Oltre alla somministrazione di droghe, il progetto sondò anche le diverse possibilità offerte dalla deprivazione sensoriale, dall’ipnosi, dalla privazione del sonno e dagli abusi verbali e fisici. Che tipo di osservazioni scientifiche si potevano trarre da simili esperimenti? Che valore aveva questa ricerca? Quando la CIA ammise pubblicamente, fra il 1975 e il 1977, l’esistenza del progetto MKULTRA e offrì le sue scuse, confessò anche che tutte queste ricerche non avevano portato ad alcun risultato concreto. Gli agenti a capo degli esperimenti, si scoprì, non avevano nemmeno le qualifiche necessarie per essere degli osservatori scientificamente attendibili. Quindi la massiccia operazione, dal costo stimato di più di 10 milioni di dollari, e che aveva coinvolto numerose multinazionali farmaceutiche e distrutto la vita a molti civili divenuti cavie, non era servita a nulla.
Nonostante la declassificazione di molti documenti, iniziata nel 1977, e le ammissioni della CIA, c’è chi è pronto a giurare che la “confessione” sia un ulteriore depistaggio, e che il progetto MKULTRA non sia mai stato chiuso: continuerebbe ancora, sotto diverso nome, per mettere a punto metodi sempre più perfezionati di controllo della mente.

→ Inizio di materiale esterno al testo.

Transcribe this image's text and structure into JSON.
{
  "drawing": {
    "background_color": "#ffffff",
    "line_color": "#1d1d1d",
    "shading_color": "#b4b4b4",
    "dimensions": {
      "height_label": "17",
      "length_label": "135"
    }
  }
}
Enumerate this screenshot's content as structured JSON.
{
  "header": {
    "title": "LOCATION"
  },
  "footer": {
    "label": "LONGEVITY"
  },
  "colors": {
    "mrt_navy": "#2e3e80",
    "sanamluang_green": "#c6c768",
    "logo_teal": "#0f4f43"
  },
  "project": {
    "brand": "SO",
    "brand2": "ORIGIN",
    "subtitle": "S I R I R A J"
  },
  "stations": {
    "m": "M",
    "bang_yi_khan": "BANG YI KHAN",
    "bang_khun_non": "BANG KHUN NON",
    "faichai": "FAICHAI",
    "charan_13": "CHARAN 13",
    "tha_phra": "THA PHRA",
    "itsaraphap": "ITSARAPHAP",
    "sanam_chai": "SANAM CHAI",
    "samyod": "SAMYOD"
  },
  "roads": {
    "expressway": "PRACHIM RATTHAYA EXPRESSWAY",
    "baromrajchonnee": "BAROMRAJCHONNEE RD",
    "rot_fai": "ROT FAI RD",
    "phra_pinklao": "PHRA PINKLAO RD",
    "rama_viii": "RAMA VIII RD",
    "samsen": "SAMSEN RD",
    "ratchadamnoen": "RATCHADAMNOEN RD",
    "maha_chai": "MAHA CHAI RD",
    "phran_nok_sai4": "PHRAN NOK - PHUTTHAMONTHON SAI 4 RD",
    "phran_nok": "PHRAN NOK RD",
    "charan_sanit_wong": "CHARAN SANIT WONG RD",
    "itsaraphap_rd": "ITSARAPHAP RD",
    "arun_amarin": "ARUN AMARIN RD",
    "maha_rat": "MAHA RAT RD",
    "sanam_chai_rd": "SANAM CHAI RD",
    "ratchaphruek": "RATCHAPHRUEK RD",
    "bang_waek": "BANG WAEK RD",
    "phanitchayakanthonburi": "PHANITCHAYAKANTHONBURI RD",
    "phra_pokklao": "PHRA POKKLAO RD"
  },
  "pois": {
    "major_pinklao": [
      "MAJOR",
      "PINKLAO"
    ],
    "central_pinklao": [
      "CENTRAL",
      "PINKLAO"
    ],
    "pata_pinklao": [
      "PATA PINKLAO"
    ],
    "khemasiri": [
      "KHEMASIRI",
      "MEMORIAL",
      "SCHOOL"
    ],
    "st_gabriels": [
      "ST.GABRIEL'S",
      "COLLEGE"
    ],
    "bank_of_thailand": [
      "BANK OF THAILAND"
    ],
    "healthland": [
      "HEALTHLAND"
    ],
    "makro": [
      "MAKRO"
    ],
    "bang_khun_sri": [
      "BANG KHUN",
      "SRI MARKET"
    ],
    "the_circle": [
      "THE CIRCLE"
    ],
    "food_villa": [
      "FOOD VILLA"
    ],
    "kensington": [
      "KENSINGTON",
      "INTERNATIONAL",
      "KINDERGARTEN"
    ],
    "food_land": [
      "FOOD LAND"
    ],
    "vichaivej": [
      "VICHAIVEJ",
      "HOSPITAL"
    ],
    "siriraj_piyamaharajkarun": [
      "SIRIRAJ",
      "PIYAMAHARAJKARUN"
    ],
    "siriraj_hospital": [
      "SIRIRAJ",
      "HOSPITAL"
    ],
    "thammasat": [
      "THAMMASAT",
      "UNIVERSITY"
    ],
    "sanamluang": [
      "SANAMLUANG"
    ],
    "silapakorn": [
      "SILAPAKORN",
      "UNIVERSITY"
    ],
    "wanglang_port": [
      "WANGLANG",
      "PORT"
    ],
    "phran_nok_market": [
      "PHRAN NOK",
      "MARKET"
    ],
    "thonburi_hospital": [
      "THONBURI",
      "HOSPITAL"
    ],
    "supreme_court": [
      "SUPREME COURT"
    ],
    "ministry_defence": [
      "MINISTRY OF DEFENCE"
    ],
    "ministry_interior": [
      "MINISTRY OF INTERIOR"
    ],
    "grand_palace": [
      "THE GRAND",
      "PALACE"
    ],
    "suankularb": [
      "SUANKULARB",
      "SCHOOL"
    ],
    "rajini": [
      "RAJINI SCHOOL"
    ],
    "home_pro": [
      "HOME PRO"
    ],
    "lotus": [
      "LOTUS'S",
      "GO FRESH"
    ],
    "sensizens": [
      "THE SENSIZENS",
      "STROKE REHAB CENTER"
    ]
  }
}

Ma la cosa forse più curiosa è un effetto boomerang che la CIA non poteva prevedere, e che cambiò la storia. Come ricordato, non tutti i soggetti degli esperimenti di MKULTRA erano vittime ignare. Fra i volontari che si sottoposero ad alcuni test con l’LSD in California, c’era anche un giovane studente della Stanford University. Questo ragazzo, sconvolto dal potenziale della droga, decise che avrebbe cercato di promuovere l’LSD anche al di fuori di MKULTRA. Lo studente era Ken Kesey, autore di Qualcuno volò sul nido del cuculo, che di lì a poco avrebbe fondato i Merry Pranksters e girato gli Stati Uniti portando follia e buonumore su un furgoncino multicolore, dispensando dosi gratuite di LSD a chiunque volesse provare. Grazie a Kesey cominciò la rivoluzione degli anni ’60, la pacifica ribellione hippie, e la cosiddetta psichedelia che cambiò volto alla società, alla musica, alla politica e alla cultura.
Da un terribile progetto segreto militare per il controllo della mente, quindi, nacque paradossalmente un movimento che in pochi anni conquistò il mondo; milioni di ragazzi cominciarono a predicare la liberazione della mente, l’espansione e l’allargamento della coscienza, l’uguaglianza dei diritti, il sesso libero, la convivenza pacifica e l’affrancamento da qualsiasi organizzazione militare o politica. Non esattamente quello che i vertici della CIA, con tutte le loro sofisticate conoscenze, avevano sperato di ottenere.